I have considered to apply Polya enumeration theorem, but I have failed at defining the permutation group $G$. I have also found this paper where this task is solved for unlabeled graphs, but I'm not sure how to adapt it for labeled graphs.
Edit: 2-coloring means no two connected vertices share the same color.
If you want proper colorings, a good approach is to count the number of graphs for small numbers of vertices, then appeal to the OEIS.
If you don't require the graphs to be connected:
There are two on one vertex (white or black).
There are six on two vertices (with an edge, vertex 1 is white and 2 is black; or vice versa; or with no edge, $2^2$ ways.)
There are 26 on three vertices (if connected, there are two of one color and one of the other; three choices for the single vertex¸ two choices for its color (6 total). If there's only a single edge, there are three choices for its vertices, two choices for endpoint colors, and two choices for the isolated vertex's color (12 total). If there are no edges, there are $2^3$ ways.)
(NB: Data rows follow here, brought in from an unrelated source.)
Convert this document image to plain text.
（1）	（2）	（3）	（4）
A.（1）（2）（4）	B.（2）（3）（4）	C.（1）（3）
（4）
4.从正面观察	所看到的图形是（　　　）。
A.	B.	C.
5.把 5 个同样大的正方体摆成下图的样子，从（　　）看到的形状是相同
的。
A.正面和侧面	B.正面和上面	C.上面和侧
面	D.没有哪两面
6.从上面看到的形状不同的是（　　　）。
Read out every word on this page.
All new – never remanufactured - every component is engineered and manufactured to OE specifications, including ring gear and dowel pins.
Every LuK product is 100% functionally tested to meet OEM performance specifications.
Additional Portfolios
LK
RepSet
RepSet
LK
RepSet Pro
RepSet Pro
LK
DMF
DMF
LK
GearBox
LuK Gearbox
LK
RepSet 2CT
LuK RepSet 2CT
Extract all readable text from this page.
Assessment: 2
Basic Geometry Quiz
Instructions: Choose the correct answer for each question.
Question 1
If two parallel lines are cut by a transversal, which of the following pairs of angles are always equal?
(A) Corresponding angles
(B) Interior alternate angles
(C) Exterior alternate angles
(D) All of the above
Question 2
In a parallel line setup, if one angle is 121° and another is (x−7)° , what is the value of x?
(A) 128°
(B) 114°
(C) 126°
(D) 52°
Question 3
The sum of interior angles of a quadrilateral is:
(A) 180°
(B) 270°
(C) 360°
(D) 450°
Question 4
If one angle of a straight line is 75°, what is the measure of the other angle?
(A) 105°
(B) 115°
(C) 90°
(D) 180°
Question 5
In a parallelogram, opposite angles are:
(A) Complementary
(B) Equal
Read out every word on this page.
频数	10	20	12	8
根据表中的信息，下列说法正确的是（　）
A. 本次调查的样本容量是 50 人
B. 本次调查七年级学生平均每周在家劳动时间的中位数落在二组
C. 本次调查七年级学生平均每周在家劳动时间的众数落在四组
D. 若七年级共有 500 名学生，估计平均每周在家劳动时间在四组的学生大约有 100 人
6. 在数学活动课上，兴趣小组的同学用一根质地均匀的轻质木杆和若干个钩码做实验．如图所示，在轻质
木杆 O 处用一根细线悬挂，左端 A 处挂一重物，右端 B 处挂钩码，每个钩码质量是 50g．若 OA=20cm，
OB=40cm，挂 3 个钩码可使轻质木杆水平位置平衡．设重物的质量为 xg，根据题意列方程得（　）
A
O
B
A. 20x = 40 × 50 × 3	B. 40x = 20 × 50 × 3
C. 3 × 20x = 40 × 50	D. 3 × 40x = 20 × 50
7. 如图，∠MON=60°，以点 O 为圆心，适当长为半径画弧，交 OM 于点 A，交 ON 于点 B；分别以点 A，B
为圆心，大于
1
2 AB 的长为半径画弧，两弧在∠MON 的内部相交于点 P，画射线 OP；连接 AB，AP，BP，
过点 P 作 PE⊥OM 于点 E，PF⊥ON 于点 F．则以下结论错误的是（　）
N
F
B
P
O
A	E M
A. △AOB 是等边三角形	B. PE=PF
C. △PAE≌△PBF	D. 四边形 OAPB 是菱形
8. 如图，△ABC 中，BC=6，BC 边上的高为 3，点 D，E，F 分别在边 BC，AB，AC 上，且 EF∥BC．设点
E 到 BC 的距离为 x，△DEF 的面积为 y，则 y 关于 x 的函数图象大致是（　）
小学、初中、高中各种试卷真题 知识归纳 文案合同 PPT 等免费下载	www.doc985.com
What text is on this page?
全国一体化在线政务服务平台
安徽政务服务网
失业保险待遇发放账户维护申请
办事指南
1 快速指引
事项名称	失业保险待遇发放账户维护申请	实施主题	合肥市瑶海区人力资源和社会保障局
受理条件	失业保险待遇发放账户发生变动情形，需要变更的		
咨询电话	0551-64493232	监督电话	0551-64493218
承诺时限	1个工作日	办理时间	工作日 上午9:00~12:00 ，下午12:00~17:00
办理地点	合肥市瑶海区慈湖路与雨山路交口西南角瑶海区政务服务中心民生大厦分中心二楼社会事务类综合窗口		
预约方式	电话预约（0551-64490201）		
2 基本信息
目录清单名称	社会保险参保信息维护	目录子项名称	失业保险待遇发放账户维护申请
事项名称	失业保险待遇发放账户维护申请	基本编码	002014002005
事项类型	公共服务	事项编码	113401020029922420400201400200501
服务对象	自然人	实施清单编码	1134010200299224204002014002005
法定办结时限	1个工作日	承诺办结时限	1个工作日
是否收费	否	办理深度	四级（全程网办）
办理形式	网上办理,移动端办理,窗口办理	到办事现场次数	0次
This leads us to http://oeis.org/A047863: "Number of labeled graphs with 2-colored nodes where black nodes are only connected to white nodes and vice versa.", which begins 1, 2, 6, 26, 162, 1442, 18306, 330626...
A formula is given there: $$\sum_{k=0}^n \binom{n}{k}2^{k(n-k)}.$$
In retrospect, this is the number of ways to choose $k$ white vertices for each $k$, then choose whether or not to enable each of the $k(n-k)$ potential edges between white and black vertices.